Biological control of Erwinia amylovora by Erwinia herbicola
Degree GrantorUniversity of Canterbury
Degree NameDoctor of Philosophy
A naturally-occurring Erwinia herbicola strain, Eh1087, inhibitory to Erwinia amylovora (Burr.) Winslow et al. (1920) was isolated from apple blossom (Malus X. domestica Borkh.) in a Canterbury orchard. Total populations of E. herbicola on apple blossoms in Canterbury and Hawkes Bay orchards were low (less than 50 cfu.blossom-1) throughout flowering, increasing l00-fold at petal drop. E. Herbicola populations at petal drop were more dominant in Canterbury orchards (30-50% of total) than in Hawkes Bay orchards (1-2% of total) in the seasons surveyed. In vitro inhibition of E. amylovora was observed for 20% of all bacterial strains isolated from Canterbury orchards and from none of the strains isolated from Hawkes Bay orchards under the conditions used. Eh1087 established stable populations for at least 10 days post application when sprayed onto apple blossoms in the orchard. This strain produced a broad spectrum, non-peptide, β-lactam antibiotic in vitro that was bactericidal for E. amylovora. Eh1087 suppressed E. amylovora disease symptoms in immature pear fruit, excised apple shoots and in apple blossoms. The partially purified antibiotic of Eh1087 reduced the severity of symptom expression in immature pear fruit. TnphoA-insertion mutants of Eh1087 were created (Ant-) that failed to inhibit E. amylovora in vitro and in immature pear fruit. Ant- mutants no longer produced an antibiotic inhibitory to E. amylovora in vitro. TnphoA insertions in the Ant- mutants all mapped within a 1.5 kb region on a 200 kb indigenous plasmid of Ehl087. A genomic library of Eh1087 was constructed and cosmids which complemented Ant- mutants to the Ant+ phenotype in vitro and in immature pear fruit were selected.

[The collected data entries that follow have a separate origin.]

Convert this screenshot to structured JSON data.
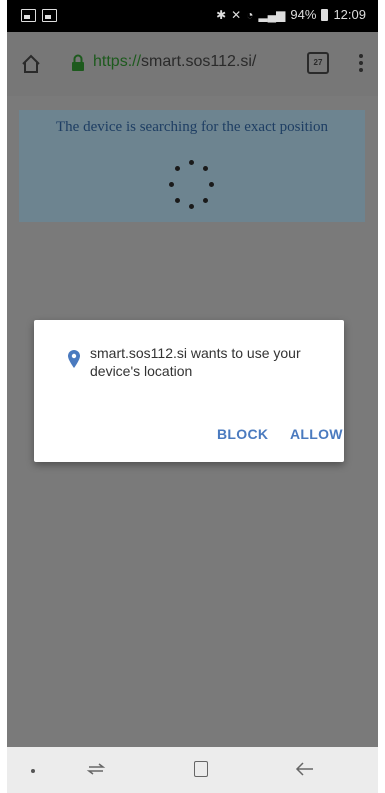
{
  "status_bar": {
    "battery": "94%",
    "time": "12:09"
  },
  "browser": {
    "url_scheme": "https://",
    "url_host": "smart.sos112.si/",
    "tab_count": "27"
  },
  "page": {
    "banner_text": "The device is searching for the exact position"
  },
  "dialog": {
    "message": "smart.sos112.si wants to use your device's location",
    "block_label": "BLOCK",
    "allow_label": "ALLOW"
  },
  "colors": {
    "dialog_button": "#4a7abf",
    "scrim": "#7a7a7a"
  }
}
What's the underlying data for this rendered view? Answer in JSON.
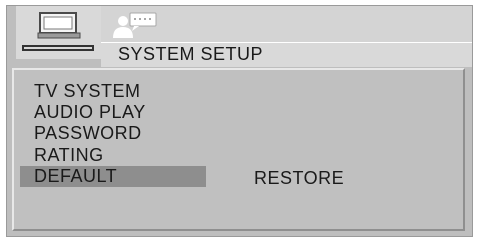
{
  "tabs": [
    {
      "icon": "tv-icon",
      "active": true
    },
    {
      "icon": "person-icon",
      "active": false
    }
  ],
  "header": {
    "title": "SYSTEM SETUP"
  },
  "menu": {
    "items": [
      {
        "label": "TV SYSTEM"
      },
      {
        "label": "AUDIO PLAY"
      },
      {
        "label": "PASSWORD"
      },
      {
        "label": "RATING"
      },
      {
        "label": "DEFAULT",
        "selected": true
      }
    ]
  },
  "option": {
    "label": "RESTORE"
  },
  "colors": {
    "panel": "#bebebe",
    "tab_active": "#d9d9d9",
    "highlight": "#8e8e8e",
    "text": "#1a1a1a"
  }
}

A HinIII 8 kb cosmid fragment subclone, pAH8, weakly complemented Ant- mutant EhA17g. This complementation was enhanced by the presence in trans of an EcoR1 5 kb cosmid fragment subclone, pBE5B, which mapped approximately 6 kb away from the region of TnphoA insertions. Analysis of the proteins produced by these cosmid fragment sub clones in Escherichia coli mini-cells revealed that pBE5B codes for three proteins, approximately 20, 34 and 41 kd in size and pAH8 codes for two proteins, approximately 28 and 39 kd in size. At least one of the proteins coded for by pAH8 must be essential to antibiotic synthesis in Eh1087. The possible relationship between the cosmid fragment-encoded proteins and b-lactam biosynthetic enzymes is discussed.